You can change the colors used by ggplot() in a few different ways.

Manual Specification

Add the scale_color_manual() or scale_fill_manual() functions to your plot and directly specify the colors you want to use. You can either:

  1. define a vector of colors within the scale functions (e.g. values = c("blue", "black", "red", "green")) OR

  2. create a vector of colors using hex numbers and store that vector as a variable. Then, call that vector in the scale_color_manual() function.

Here are some example hex color schemes:

# A vector of a RG color deficient friendly palette with gray:
cdPalette_grey <- c("#999999", "#E69F00", "#56B4E9", "#009E73", "#F0E442", "#0072B2", "#D55E00", "#CC79A7")

# A vector of a RG color deficient friendly palette with black:
cdPalette_blk <- c("#000000", "#E69F00", "#56B4E9", "#009E73", "#F0E442", "#0072B2", "#D55E00", "#CC79A7")
Note

If you are interested in using specific hex colors, I like the image color picker app to find the colors I want.

Package Specification

While manual specification may be necessary for some contexts, it can be a real pain to handpick 5+ colors. This is where color scales built-in to R packages come in handy! Popular packages for colors include:

  • RColorBrewer – change colors by using scale_fill_brewer() or scale_colour_brewer().

  • viridis – change colors by using scale_colour_viridis_d() for discrete data, scale_colour_viridis_c() for continuous data.

  • ggsci – change colors by using scale_color_<PALNAME>() or scale_fill_<PALNAME>(), where you specify the name of the palette you wish to use (e.g. scale_color_aaas()).

Note

This website provides an exhaustive list of color themes available through various packages.

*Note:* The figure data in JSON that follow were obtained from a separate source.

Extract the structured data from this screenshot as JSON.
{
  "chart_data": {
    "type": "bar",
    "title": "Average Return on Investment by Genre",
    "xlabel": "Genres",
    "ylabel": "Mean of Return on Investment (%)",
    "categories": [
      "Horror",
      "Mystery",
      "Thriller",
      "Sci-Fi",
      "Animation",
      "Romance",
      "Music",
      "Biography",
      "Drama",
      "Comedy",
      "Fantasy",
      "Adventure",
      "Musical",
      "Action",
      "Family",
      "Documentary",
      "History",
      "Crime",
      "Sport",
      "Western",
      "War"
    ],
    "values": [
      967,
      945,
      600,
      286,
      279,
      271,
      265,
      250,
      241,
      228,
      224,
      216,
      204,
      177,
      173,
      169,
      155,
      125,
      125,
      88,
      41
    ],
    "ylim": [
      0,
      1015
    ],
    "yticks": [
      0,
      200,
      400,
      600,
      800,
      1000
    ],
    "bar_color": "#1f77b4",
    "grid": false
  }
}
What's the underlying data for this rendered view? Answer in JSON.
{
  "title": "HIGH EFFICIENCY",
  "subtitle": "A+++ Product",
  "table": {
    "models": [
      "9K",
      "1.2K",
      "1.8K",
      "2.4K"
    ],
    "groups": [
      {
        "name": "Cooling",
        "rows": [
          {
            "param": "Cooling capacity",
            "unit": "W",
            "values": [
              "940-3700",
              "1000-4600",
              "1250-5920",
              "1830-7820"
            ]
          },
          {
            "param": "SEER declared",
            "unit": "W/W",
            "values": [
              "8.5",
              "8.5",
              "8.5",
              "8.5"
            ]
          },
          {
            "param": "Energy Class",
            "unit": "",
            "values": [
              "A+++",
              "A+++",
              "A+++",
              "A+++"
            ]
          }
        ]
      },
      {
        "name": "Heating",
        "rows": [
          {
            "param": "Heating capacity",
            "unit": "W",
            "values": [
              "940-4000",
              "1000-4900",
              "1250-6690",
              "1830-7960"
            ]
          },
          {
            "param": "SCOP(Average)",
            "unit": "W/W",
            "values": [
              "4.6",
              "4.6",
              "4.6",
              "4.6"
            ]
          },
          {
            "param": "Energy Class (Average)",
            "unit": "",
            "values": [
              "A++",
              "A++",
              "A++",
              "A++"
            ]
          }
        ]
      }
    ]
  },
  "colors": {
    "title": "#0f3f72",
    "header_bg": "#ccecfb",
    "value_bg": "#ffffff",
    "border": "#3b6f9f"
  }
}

In this challenge you are expected to use this information to modify the boxplots you created Lab 3. First, you are to color the boxplots based on the variable genus. Next, you are to change the colors used for genus using either manual color specification or any of the packages listed here (or others!).

5.3 🌶 🌶 🌶 Hot: Exploring ggplot2 Annotation

Some data scientists advocate that we should try to eliminate legends from our plots to make them more clear. Instead of using legends, which cause the reader’s eye to stray from the plot, we should use annotation.

We can add annotation(s) to a ggplot() using the annotate() function:

ggplot(data = surveys, 
       mapping = aes(x = weight, y = species, color = genus)
       ) +
  geom_boxplot() +
  scale_color_manual(values = cdPalette_grey) + 
  annotate("text", y = 6, x = 200, label = "Sigmodon") +
  annotate("text", y = 4, x = 200, label = "Perognathus") +
  theme(legend.position = "none") +
  labs(x = "Weight (g)",
       y = "",
       subtitle = "by Species and Genera",
       title = "Rodent Weight")

Note that I’ve labeled the “Sigmodon” and “Perognathus” genera, so the reader can tell that these boxplots are associated with their respective genus.

In this challenge you are expected to use this information to modify the boxplots you created in Lab 3. First, you are to color the boxplots based on the variable genus. Next, you are to add annotations for each genus next to the boxplot(s) associated with that genus. Finally, you are expected to use the theme() function to remove the color legend from the plot, since it is no longer needed!